I’m reading a book right now called Radical Homemakers and I can’t stop thinking about it. The author, a PhD who lives on a farm in rural New York, makes the argument that the best way we can save our planet is through turning our households from consumer spaces to production spaces. When we grow our own food, mend our own clothes, build our own barns, we free ourselves from needing as much money (and from buying as much junk that’s designed to fail). It’s an obvious argument, yet I am still so caught up in the make-money-buy-things cycle that I occasionally feel defensive when I’m reading it. Which is probably a good thing—it’s shaking me up. That’s good.
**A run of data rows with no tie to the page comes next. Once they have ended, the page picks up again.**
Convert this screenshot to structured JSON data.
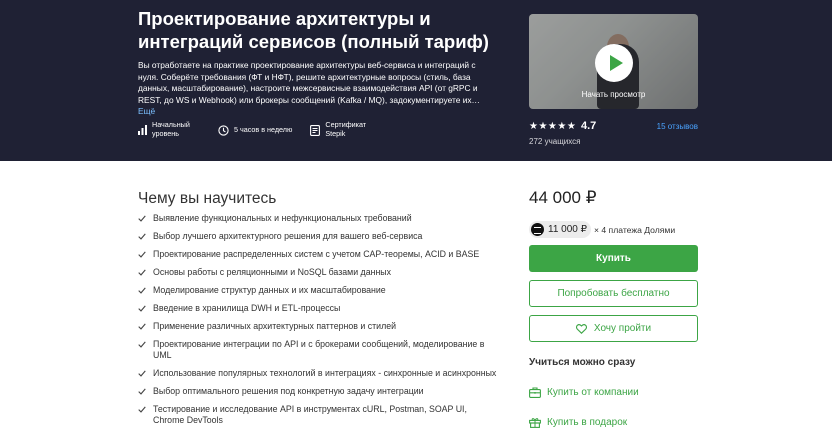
{
  "hero": {
    "title": "Проектирование архитектуры и интеграций сервисов (полный тариф)",
    "description": "Вы отработаете на практике проектирование архитектуры веб-сервиса и интеграций с нуля. Соберёте требования (ФТ и НФТ), решите архитектурные вопросы (стиль, база данных, масштабирование), настроите межсервисные взаимодействия API (от gRPC и REST, до WS и Webhook) или брокеры сообщений (Kafka / MQ), задокументируете их…",
    "more_link": "Ещё",
    "meta": [
      {
        "icon": "level-bars-icon",
        "label": "Начальный уровень"
      },
      {
        "icon": "clock-icon",
        "label": "5 часов в неделю"
      },
      {
        "icon": "certificate-icon",
        "label": "Сертификат Stepik"
      }
    ]
  },
  "preview": {
    "label": "Начать просмотр"
  },
  "rating": {
    "stars": "★★★★★",
    "value": "4.7",
    "reviews": "15 отзывов",
    "students": "272 учащихся"
  },
  "learn": {
    "title": "Чему вы научитесь",
    "items": [
      "Выявление функциональных и нефункциональных требований",
      "Выбор лучшего архитектурного решения для вашего веб-сервиса",
      "Проектирование распределенных систем с учетом CAP-теоремы, ACID и BASE",
      "Основы работы с реляционными и NoSQL базами данных",
      "Моделирование структур данных и их масштабирование",
      "Введение в хранилища DWH и ETL-процессы",
      "Применение различных архитектурных паттернов и стилей",
      "Проектирование интеграции по API и с брокерами сообщений, моделирование в UML",
      "Использование популярных технологий в интеграциях - синхронные и асинхронных",
      "Выбор оптимального решения под конкретную задачу интеграции",
      "Тестирование и исследование API в инструментах cURL, Postman, SOAP UI, Chrome DevTools"
    ]
  },
  "purchase": {
    "price": "44 000 ₽",
    "installment_amount": "11 000 ₽",
    "installment_text": "× 4 платежа Долями",
    "buy": "Купить",
    "try_free": "Попробовать бесплатно",
    "wishlist": "Хочу пройти",
    "learn_now_title": "Учиться можно сразу",
    "buy_company": "Купить от компании",
    "buy_gift": "Купить в подарок"
  },
  "colors": {
    "hero_bg": "#1f2134",
    "accent": "#3ca545",
    "link": "#4aa3ff"
  }
}
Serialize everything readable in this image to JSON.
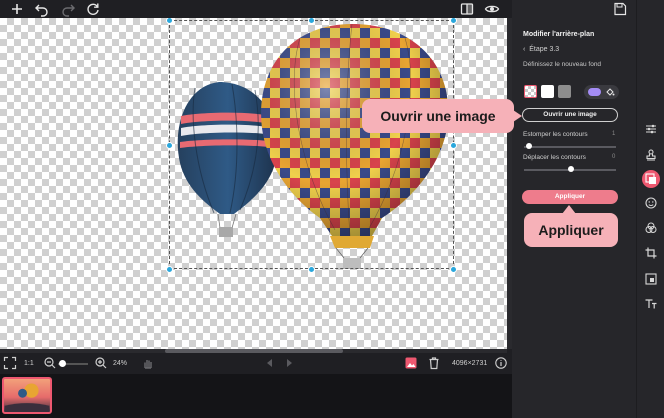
{
  "toolbar": {
    "icons": [
      "plus-icon",
      "undo-icon",
      "redo-icon",
      "reset-icon",
      "compare-icon",
      "eye-icon",
      "save-icon"
    ]
  },
  "canvas": {
    "image_dimensions": "4096×2731"
  },
  "bottom_bar": {
    "fit_label": "1:1",
    "zoom": "24%"
  },
  "panel": {
    "title": "Modifier l'arrière-plan",
    "step": "Étape 3.3",
    "step_subtitle": "Définissez le nouveau fond",
    "swatches": [
      "transparent",
      "#ffffff",
      "#8d8d8d"
    ],
    "picker_color": "#a48cf5",
    "open_image_label": "Ouvrir une image",
    "slider_blur": {
      "label": "Estomper les contours",
      "value": "1",
      "level": 0.05
    },
    "slider_shift": {
      "label": "Déplacer les contours",
      "value": "0",
      "level": 0.5
    },
    "apply_label": "Appliquer"
  },
  "callouts": {
    "open_image": "Ouvrir une image",
    "apply": "Appliquer"
  },
  "colors": {
    "accent": "#ee5870",
    "handle": "#2aa7dc",
    "callout": "#f6b1b8"
  }
}
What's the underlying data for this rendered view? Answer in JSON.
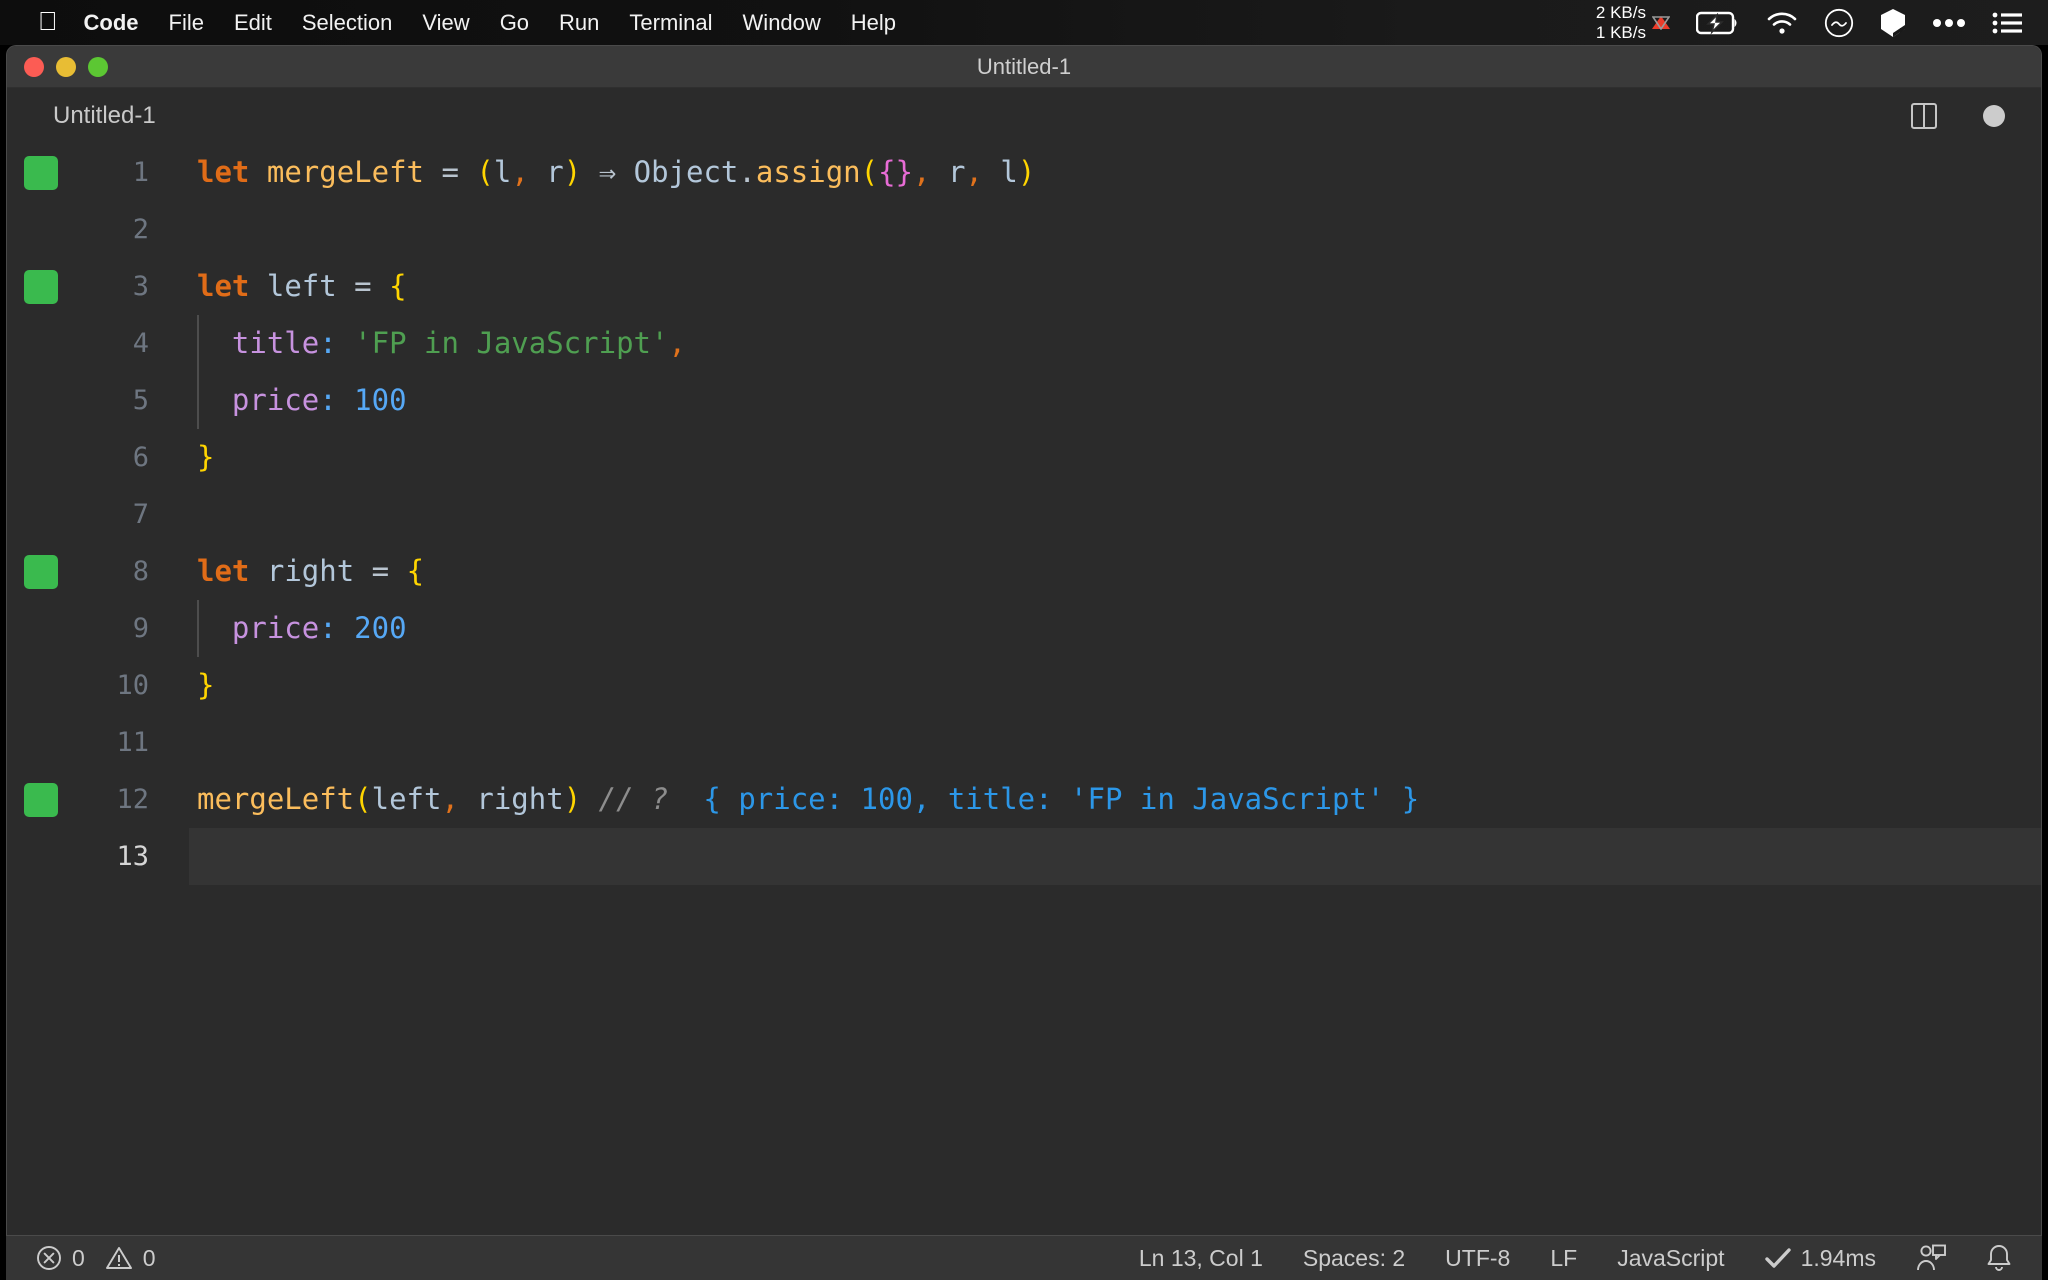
{
  "menubar": {
    "apple_icon": "apple-logo-icon",
    "items": [
      {
        "label": "Code",
        "bold": true
      },
      {
        "label": "File",
        "bold": false
      },
      {
        "label": "Edit",
        "bold": false
      },
      {
        "label": "Selection",
        "bold": false
      },
      {
        "label": "View",
        "bold": false
      },
      {
        "label": "Go",
        "bold": false
      },
      {
        "label": "Run",
        "bold": false
      },
      {
        "label": "Terminal",
        "bold": false
      },
      {
        "label": "Window",
        "bold": false
      },
      {
        "label": "Help",
        "bold": false
      }
    ],
    "tray": {
      "network_up": "2 KB/s",
      "network_down": "1 KB/s",
      "battery_icon": "battery-charging-icon",
      "wifi_icon": "wifi-icon",
      "mood_icon": "frown-circle-icon",
      "dropbox_icon": "cube-icon",
      "more_icon": "ellipsis-icon",
      "control_center_icon": "list-icon"
    }
  },
  "window": {
    "title": "Untitled-1",
    "traffic_lights": [
      "close-button",
      "minimize-button",
      "zoom-button"
    ]
  },
  "tab": {
    "name": "Untitled-1",
    "split_editor_icon": "split-editor-icon",
    "dirty_indicator": "unsaved-dot-icon"
  },
  "editor": {
    "lines": [
      {
        "number": "1",
        "git": true,
        "indent_guide": false,
        "active": false,
        "tokens": [
          {
            "t": "let",
            "c": "kw"
          },
          {
            "t": " ",
            "c": "op"
          },
          {
            "t": "mergeLeft",
            "c": "fn"
          },
          {
            "t": " ",
            "c": "op"
          },
          {
            "t": "=",
            "c": "op"
          },
          {
            "t": " ",
            "c": "op"
          },
          {
            "t": "(",
            "c": "paren"
          },
          {
            "t": "l",
            "c": "var"
          },
          {
            "t": ",",
            "c": "comma"
          },
          {
            "t": " ",
            "c": "op"
          },
          {
            "t": "r",
            "c": "var"
          },
          {
            "t": ")",
            "c": "paren"
          },
          {
            "t": " ",
            "c": "op"
          },
          {
            "t": "⇒",
            "c": "op"
          },
          {
            "t": " ",
            "c": "op"
          },
          {
            "t": "Object",
            "c": "var"
          },
          {
            "t": ".",
            "c": "op"
          },
          {
            "t": "assign",
            "c": "fn"
          },
          {
            "t": "(",
            "c": "paren"
          },
          {
            "t": "{}",
            "c": "brace2"
          },
          {
            "t": ",",
            "c": "comma"
          },
          {
            "t": " ",
            "c": "op"
          },
          {
            "t": "r",
            "c": "var"
          },
          {
            "t": ",",
            "c": "comma"
          },
          {
            "t": " ",
            "c": "op"
          },
          {
            "t": "l",
            "c": "var"
          },
          {
            "t": ")",
            "c": "paren"
          }
        ]
      },
      {
        "number": "2",
        "git": false,
        "indent_guide": false,
        "active": false,
        "tokens": []
      },
      {
        "number": "3",
        "git": true,
        "indent_guide": false,
        "active": false,
        "tokens": [
          {
            "t": "let",
            "c": "kw"
          },
          {
            "t": " ",
            "c": "op"
          },
          {
            "t": "left",
            "c": "var"
          },
          {
            "t": " ",
            "c": "op"
          },
          {
            "t": "=",
            "c": "op"
          },
          {
            "t": " ",
            "c": "op"
          },
          {
            "t": "{",
            "c": "brace"
          }
        ]
      },
      {
        "number": "4",
        "git": false,
        "indent_guide": true,
        "active": false,
        "tokens": [
          {
            "t": "  ",
            "c": "op"
          },
          {
            "t": "title",
            "c": "prop"
          },
          {
            "t": ":",
            "c": "colon"
          },
          {
            "t": " ",
            "c": "op"
          },
          {
            "t": "'FP in JavaScript'",
            "c": "str"
          },
          {
            "t": ",",
            "c": "comma"
          }
        ]
      },
      {
        "number": "5",
        "git": false,
        "indent_guide": true,
        "active": false,
        "tokens": [
          {
            "t": "  ",
            "c": "op"
          },
          {
            "t": "price",
            "c": "prop"
          },
          {
            "t": ":",
            "c": "colon"
          },
          {
            "t": " ",
            "c": "op"
          },
          {
            "t": "100",
            "c": "num"
          }
        ]
      },
      {
        "number": "6",
        "git": false,
        "indent_guide": false,
        "active": false,
        "tokens": [
          {
            "t": "}",
            "c": "brace"
          }
        ]
      },
      {
        "number": "7",
        "git": false,
        "indent_guide": false,
        "active": false,
        "tokens": []
      },
      {
        "number": "8",
        "git": true,
        "indent_guide": false,
        "active": false,
        "tokens": [
          {
            "t": "let",
            "c": "kw"
          },
          {
            "t": " ",
            "c": "op"
          },
          {
            "t": "right",
            "c": "var"
          },
          {
            "t": " ",
            "c": "op"
          },
          {
            "t": "=",
            "c": "op"
          },
          {
            "t": " ",
            "c": "op"
          },
          {
            "t": "{",
            "c": "brace"
          }
        ]
      },
      {
        "number": "9",
        "git": false,
        "indent_guide": true,
        "active": false,
        "tokens": [
          {
            "t": "  ",
            "c": "op"
          },
          {
            "t": "price",
            "c": "prop"
          },
          {
            "t": ":",
            "c": "colon"
          },
          {
            "t": " ",
            "c": "op"
          },
          {
            "t": "200",
            "c": "num"
          }
        ]
      },
      {
        "number": "10",
        "git": false,
        "indent_guide": false,
        "active": false,
        "tokens": [
          {
            "t": "}",
            "c": "brace"
          }
        ]
      },
      {
        "number": "11",
        "git": false,
        "indent_guide": false,
        "active": false,
        "tokens": []
      },
      {
        "number": "12",
        "git": true,
        "indent_guide": false,
        "active": false,
        "tokens": [
          {
            "t": "mergeLeft",
            "c": "fn"
          },
          {
            "t": "(",
            "c": "paren"
          },
          {
            "t": "left",
            "c": "var"
          },
          {
            "t": ",",
            "c": "comma"
          },
          {
            "t": " ",
            "c": "op"
          },
          {
            "t": "right",
            "c": "var"
          },
          {
            "t": ")",
            "c": "paren"
          },
          {
            "t": " ",
            "c": "op"
          },
          {
            "t": "// ?",
            "c": "cmt"
          },
          {
            "t": "  ",
            "c": "op"
          },
          {
            "t": "{ price: 100, title: 'FP in JavaScript' }",
            "c": "res"
          }
        ]
      },
      {
        "number": "13",
        "git": false,
        "indent_guide": false,
        "active": true,
        "tokens": []
      }
    ]
  },
  "statusbar": {
    "error_icon": "error-circle-icon",
    "error_count": "0",
    "warning_icon": "warning-triangle-icon",
    "warning_count": "0",
    "cursor_position": "Ln 13, Col 1",
    "indentation": "Spaces: 2",
    "encoding": "UTF-8",
    "eol": "LF",
    "language": "JavaScript",
    "run_check_icon": "checkmark-icon",
    "run_time": "1.94ms",
    "live_share_icon": "live-share-icon",
    "bell_icon": "bell-icon"
  },
  "colors": {
    "editor_background": "#2b2b2b",
    "active_line": "#343434",
    "titlebar": "#3a3a3a",
    "statusbar": "#353535",
    "git_added": "#3aba4e",
    "keyword": "#e06c18",
    "function": "#fbbd5c",
    "string": "#4f9f51",
    "number": "#56a8f5",
    "property": "#c792df",
    "bracket_yellow": "#ffd500",
    "bracket_magenta": "#e86cd6",
    "comment": "#8d8d8d",
    "inline_result": "#2c97e8"
  }
}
Anyway, this does relate to seaweed, and to my book, Handcrafted Maine (due out this summer!) because these are all ways of approaching sustainability through creative means. Homemaking is a creative act. Seaweed farming is creative, innovative, and totally fascinating. And every person profiled in Handcrafted Maine is contributing to our state economy in intentional, beautiful, small-scale ways.
I really believe that intentional, small living is the way forward for our planet. I believe small farms are the future, homemakers are onto something, and the things we do with our hands are just as important as the things we do with our heads.
Pre-order Handcrafted Maine here.
See more images by photographer Greta Rybus (who shot both the book and the To Market seaweed feature) here.
3 thoughts on “Seaweed farming, radical homemaking, and about that book I wrote…”
Excellent! Right there with you! We have been practicing sustainability and growing our own food for over 30 years. When we talk about changing the world or stopping some of the outlandish things that are disrupting the planet and when we want to participate in something that doesn’t contribute to these things, we really should consider the choices we make in our own lives. Yes, grow food ( even if it’s just a percentage of your needs), make things, learn how to sew and knit and felt, learn how to fix things, turn one thing into something else, improvise and use those great noggins sitting on our shoulders to turn an old useful thing into a new useful thing! We look forward to your book…hope it will fall into the hands of many! best of luck, Denise at Fernwood Nursery
I’m still learning these skills, too. I’m trying to pick up new skills all the time—even small, stupid things, like how to take better care of my clothes so they last longer. I’ve also been outside, digging up the yard, planting things and getting the land ready for summer. It feels like such a good use of labor right now, to tend to things. Thanks for reading and I hope to swing by your nursery sometime when I’m in the area!
Hi Katy, Please do stop by when traveling this way….give a shout when you do, I think last time I missed your visit and only Rick was here. it will be great to chat with you about tending, mending, and the magic of the North.